Roberto Rillo Bíscaro
Quando criança, achava o máximo da civilização os casais
dormindo no mesmo quarto, mas cada um em sua cama. Era assim nos filmes da
Sessão da Tarde e no desenho dos Flintstones. Sem que eu suspeitasse, aquela
representação noturna de casais de respeito era fruto da censura em Hollywood.
Como há 40 anos ainda se exibia muito da produção cinquentista na TV, eu cria
que nos EUA era assim que acontecia.
Lembrei disso, quando vi o casal de Invasores de Marte
(1953) dormindo separados, logo no começo do influente filme. Invaders From
Mars é a história do menino que acorda de madrugada com barulhão de espaçonave
alienígena pousando bem atrás de seu quintal e logo percebe que seus pais e
diversos a seu redor estão possuídos pelos verdes (literalmente) marcianos.
Produzido independentemente pela National Pictures Corp.,
por menos de 300 mil dólares, Invaders From Mars (IFM) não tinha muito tempo
pra enrolação: o pequeno leva suas suspeitas pro Exército, que prontamente crê
e entra em ação. Ao invés de gastar dinheiro com mais tempo de exibição, IFM
preferiu investir numa trilha-sonora fantasmagórica e em efeitos especiais
decentes pra época, resultando num produto que dá pra ver até hoje, porque tem
ação e clima até meio de medinho. Aquele coro sobreposto à instrumentação meio
do além, mostrando o redemoinho de areia ou o marciano capacetado, deve ter
grudado na cabeça de muito Steven Spielberg no escurinho do cinema dos 50’s.

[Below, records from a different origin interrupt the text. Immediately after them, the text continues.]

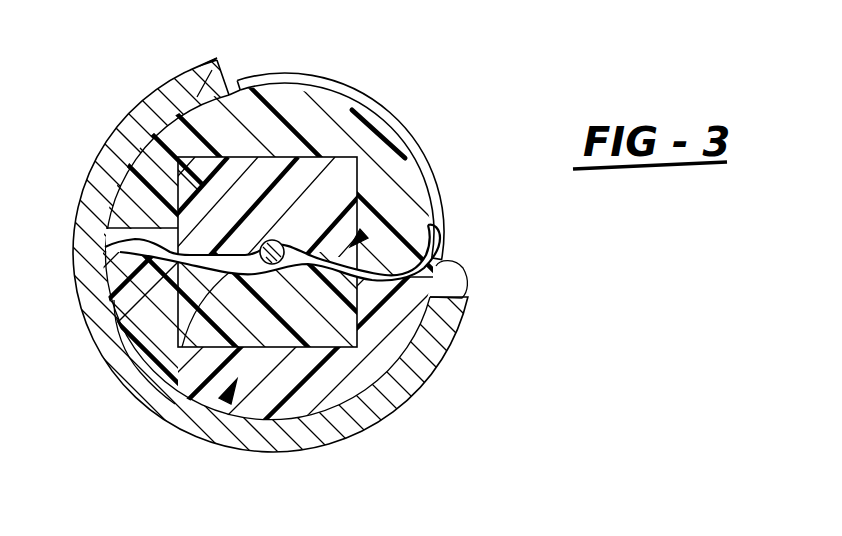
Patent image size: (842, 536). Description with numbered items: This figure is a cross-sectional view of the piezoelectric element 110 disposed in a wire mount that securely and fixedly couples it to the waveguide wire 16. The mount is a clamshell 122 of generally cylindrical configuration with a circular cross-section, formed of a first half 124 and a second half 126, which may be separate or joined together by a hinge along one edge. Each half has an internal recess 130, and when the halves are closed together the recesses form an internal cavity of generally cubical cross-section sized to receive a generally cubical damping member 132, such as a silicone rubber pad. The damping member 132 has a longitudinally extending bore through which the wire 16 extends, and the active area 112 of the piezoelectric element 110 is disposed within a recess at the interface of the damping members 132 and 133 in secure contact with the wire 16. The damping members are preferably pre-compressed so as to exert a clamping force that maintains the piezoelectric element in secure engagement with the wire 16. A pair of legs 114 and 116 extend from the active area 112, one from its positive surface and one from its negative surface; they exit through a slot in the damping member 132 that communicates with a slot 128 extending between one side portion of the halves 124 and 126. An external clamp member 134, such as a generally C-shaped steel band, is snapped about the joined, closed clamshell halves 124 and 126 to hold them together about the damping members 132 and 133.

The waveguide wire 16 is at (283, 243).
The piezoelectric element 110 is at (362, 232).
The active area 112 is at (171, 415).
The leg 114 is at (447, 220).
The leg 116 is at (337, 170).
The clamshell 122 is at (225, 402).
The first half 124 is at (131, 300).
The second half 126 is at (207, 115).
The slot 128 is at (443, 262).
The recess 130 is at (286, 157).
The damping member 132 is at (287, 342).
The damping member 133 is at (178, 165).
The external clamp member 134 is at (107, 157).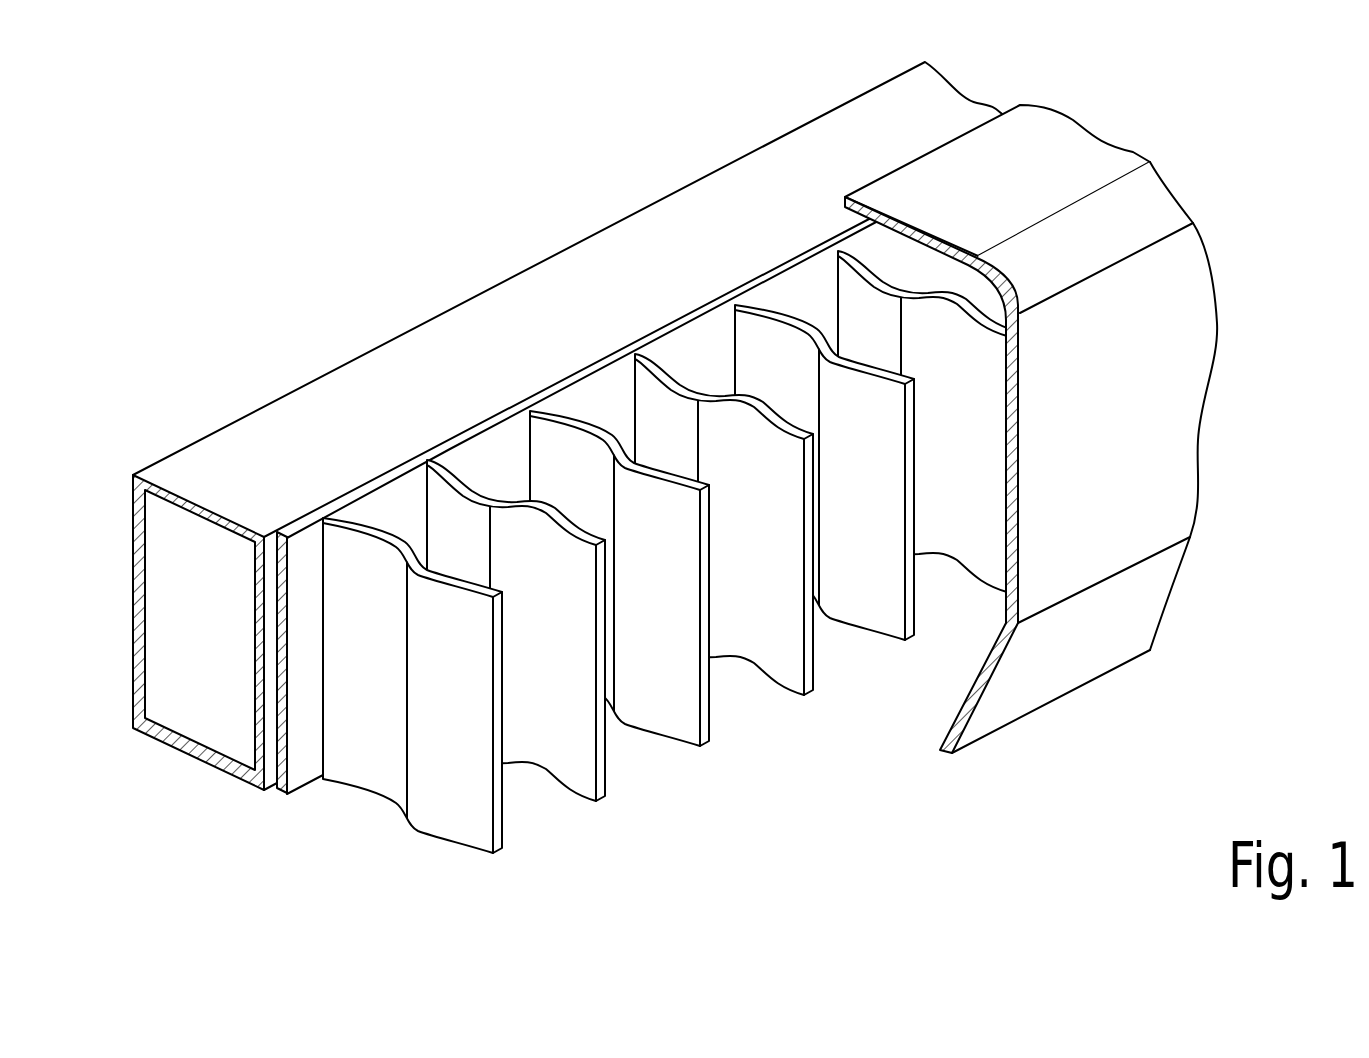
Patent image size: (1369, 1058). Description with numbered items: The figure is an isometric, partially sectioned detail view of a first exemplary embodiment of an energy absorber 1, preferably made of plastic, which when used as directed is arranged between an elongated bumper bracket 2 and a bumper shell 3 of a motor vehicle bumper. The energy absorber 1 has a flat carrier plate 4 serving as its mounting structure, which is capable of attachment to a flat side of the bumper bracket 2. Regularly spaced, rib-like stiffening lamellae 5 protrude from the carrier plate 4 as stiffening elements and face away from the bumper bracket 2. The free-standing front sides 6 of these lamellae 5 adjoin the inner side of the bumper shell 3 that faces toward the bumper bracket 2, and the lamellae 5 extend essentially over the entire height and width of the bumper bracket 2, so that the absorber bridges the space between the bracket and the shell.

The energy absorber 1 is at (729, 494).
The bumper bracket 2 is at (325, 420).
The bumper shell 3 is at (1143, 442).
The carrier plate 4 is at (303, 737).
The stiffening lamellae 5 is at (447, 798).
The front sides 6 is at (502, 772).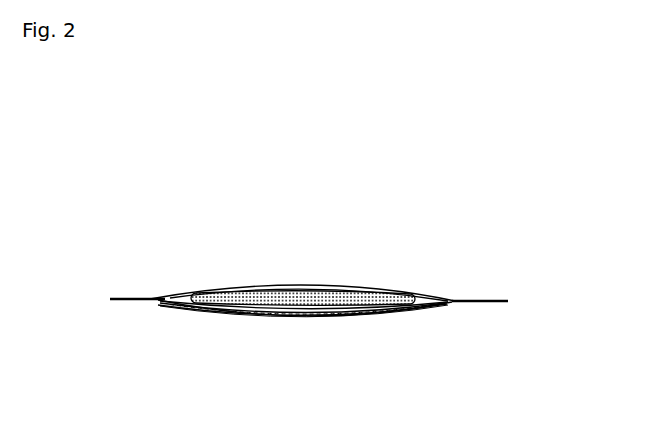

Roteiros cuja “solução” final é o “tudo não passou dum
sonho” estão entre os mais toscos na pirâmide da criatividade, porque equivale
a admitir que você criou uma história, mas não sabe termina-la. O final onírico
de IFM, porém, pré-data em décadas o aprisionamento temporal d’O Feitiço do
Tempo. Será que o pobre David está preso num ciclo eterno de pesadelo? Que
cruel.
E não é que um final diferente teve que ser filmado pra
exibição na Grã-Bretanha, porque o original era aberto demais? Ué, mas não é na
Europa que tem mais “cultura” que nos EUA? Pelo menos é o que muita gente diz
até hoje, em frente aos portões da Eurodisney.
A inserção na dimensão do
sonho também faz com que IFM drible algumas de suas falhas. Como quem sonha é
David, dá pra perdoar porque os ETs já não o cooptam desde o começo ou porque
tantas imagens de arquivo do exército são usadas. Sabemos que é pra poupar
dinheiro, mas no universo de IFM é expressão do fascínio e confiança infantil
no exército, que vencera a Segunda Guerra e em 53 defendia o “mundo ocidental
livre” na Coreia.
Em 1986, Tobe Hooper dirigiu releitura de Invaders From
Mars, a partir do roteiro original, colocando até o ator que fazia David como o
chefe de polícia. Quando ele se dirige à colina onde caiu o disco voador, diz
algo como “Gee, I haven’t been here since I was a kid”. O David original dizia
“gee whiz”, quando via os OVNIs.
Fracasso de bilheteria e crítica, houve quem malhasse o
IFM oitentista, pelo uso excessivo de efeitos especiais. Desconfio que esse não
seja o problema, afinal, será que se os produtores cinquentistas tivessem
dinheiro, não bombariam seu filme com os efeitos à disposição então?
O que pega mesmo é que enquanto o original é cheio de
personalidade, Hooper dirigiu versão gremlinizada, claramente influenciada por
Spielberg. Os marcianos de Hooper parecem versões com elefantíase de Mr. Potato
Head, fazendo aqueles barulhinhos característicos de monstro oitentista.
Brocha, porque Hooper tem talento pra ser mais do que mero copista: ele é o
cara por trás do influente Massacre da Serra Elétrica.
O original praticamente
inventou as narrativas de despersonalização por meio de invasão alienígena no
cérebro e suas imagens distorcidas, quase Expressionistas às vezes,
influenciaram horrores. O de 1986 foi apenas mais um filme, sem sal não por
culpa dos efeitos especiais por si, mas por quem os usou sem criatividade.